O ECA não trata deste adolescente, com a devida responsabilização e autonomia. Erro que o Estatuto da Juventude pode socorrer. É esta a oportunidade de o Judiciário, o Ministério Público e a sociedade abandonar o vício de infantilizar e vitimizar o jovem adolescente.


Incapacidade jurídica não pode mais significar irresponsabilidade e ausência de autonomia e nesse ponto é de se elogiar o legislador na configuração da juventude desde os 15 anos.

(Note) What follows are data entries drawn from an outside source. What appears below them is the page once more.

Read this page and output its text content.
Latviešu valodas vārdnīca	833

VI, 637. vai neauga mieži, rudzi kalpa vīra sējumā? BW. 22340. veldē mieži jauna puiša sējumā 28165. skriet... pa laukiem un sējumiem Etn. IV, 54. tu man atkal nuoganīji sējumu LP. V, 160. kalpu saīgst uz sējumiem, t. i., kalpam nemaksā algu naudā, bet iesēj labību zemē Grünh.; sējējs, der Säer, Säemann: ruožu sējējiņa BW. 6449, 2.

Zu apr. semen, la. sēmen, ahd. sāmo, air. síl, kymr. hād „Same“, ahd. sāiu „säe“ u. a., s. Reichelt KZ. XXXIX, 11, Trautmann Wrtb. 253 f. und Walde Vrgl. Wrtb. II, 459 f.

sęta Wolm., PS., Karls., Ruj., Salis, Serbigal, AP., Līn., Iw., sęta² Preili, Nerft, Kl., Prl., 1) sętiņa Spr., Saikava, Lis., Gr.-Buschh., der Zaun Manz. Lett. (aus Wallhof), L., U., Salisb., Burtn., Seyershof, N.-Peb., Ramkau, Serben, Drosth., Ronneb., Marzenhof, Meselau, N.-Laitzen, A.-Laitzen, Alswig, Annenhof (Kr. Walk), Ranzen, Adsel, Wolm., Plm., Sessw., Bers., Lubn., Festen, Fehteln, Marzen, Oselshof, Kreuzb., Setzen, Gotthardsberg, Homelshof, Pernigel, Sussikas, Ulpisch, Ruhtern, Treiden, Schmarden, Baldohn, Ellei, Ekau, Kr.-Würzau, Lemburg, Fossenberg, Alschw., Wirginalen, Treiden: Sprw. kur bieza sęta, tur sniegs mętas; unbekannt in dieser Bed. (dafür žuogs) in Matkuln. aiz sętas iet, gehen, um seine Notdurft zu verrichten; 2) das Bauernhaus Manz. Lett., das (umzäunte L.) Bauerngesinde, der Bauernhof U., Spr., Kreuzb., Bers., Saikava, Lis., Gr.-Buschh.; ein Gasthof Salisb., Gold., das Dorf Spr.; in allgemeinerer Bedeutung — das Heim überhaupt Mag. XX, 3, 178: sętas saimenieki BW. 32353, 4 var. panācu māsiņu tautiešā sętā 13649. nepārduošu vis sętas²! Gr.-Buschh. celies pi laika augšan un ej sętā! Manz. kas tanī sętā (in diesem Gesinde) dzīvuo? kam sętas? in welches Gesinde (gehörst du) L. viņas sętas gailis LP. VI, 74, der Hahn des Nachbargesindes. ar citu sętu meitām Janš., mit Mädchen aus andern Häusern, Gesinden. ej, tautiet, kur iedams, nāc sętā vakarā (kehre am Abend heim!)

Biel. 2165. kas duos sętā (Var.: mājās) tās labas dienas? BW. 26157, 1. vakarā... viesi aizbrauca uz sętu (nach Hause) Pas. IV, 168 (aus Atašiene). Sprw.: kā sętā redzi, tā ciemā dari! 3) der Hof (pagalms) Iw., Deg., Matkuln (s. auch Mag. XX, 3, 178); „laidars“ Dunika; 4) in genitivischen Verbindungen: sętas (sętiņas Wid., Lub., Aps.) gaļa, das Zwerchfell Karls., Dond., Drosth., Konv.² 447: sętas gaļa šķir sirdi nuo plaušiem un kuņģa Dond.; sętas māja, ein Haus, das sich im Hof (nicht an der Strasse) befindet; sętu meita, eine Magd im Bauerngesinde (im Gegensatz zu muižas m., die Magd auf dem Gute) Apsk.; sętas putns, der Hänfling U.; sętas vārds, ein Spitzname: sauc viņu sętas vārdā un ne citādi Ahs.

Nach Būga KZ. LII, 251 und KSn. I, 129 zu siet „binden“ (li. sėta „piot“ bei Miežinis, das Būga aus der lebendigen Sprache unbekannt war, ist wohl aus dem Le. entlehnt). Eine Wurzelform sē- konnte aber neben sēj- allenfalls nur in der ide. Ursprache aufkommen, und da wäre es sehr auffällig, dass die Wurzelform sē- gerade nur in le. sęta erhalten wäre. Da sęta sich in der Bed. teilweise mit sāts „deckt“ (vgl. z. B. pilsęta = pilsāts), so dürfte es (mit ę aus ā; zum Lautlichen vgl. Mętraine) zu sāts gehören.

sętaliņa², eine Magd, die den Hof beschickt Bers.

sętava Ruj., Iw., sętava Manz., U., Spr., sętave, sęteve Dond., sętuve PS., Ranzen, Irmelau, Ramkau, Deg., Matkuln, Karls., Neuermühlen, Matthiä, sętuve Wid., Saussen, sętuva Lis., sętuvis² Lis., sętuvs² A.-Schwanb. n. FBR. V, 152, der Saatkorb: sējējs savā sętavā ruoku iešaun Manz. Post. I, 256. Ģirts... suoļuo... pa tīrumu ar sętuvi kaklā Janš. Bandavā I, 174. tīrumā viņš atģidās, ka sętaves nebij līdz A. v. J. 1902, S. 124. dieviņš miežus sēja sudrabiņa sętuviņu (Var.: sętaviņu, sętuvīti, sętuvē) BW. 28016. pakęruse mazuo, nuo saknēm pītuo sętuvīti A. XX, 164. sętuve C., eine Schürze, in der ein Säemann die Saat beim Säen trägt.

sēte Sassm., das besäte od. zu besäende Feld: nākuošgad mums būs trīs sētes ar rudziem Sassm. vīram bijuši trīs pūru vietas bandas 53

É imperioso ressaltar que o Estatuto da Juventude, em uma série de dispositivos trabalha a promoção da participação juvenil na sociedade e na política através da promoção de grupos organizados e nas manifestações populares, como ainda se verá. A autonomia e a cidadania são características marcantes do Estatuto da Juventude, diferente do ECA mais pautada na proteção de vulneráveis. O próximo tópico tecerá maiores comentários.


Uma primeira conclusão é que a EC 65/2010, já em vigor, deve lançar seu rol de proteção sobre toda pessoa compreendida na faixa etária de 15 a 24 anos, adotando-se o conceito de juventude explicitado pela ONU, tapando a lacuna provisória do direito interno. Não obstante é de se aguardar a criação de uma faixa jovem tipicamente brasileira pelo Estatuto da Juventude, em que, possivelmente, há de se caracterizar um imensa gama de pessoas, já que o Projeto de Lei prevê proteção especial a todos entre 15 e 29 anos.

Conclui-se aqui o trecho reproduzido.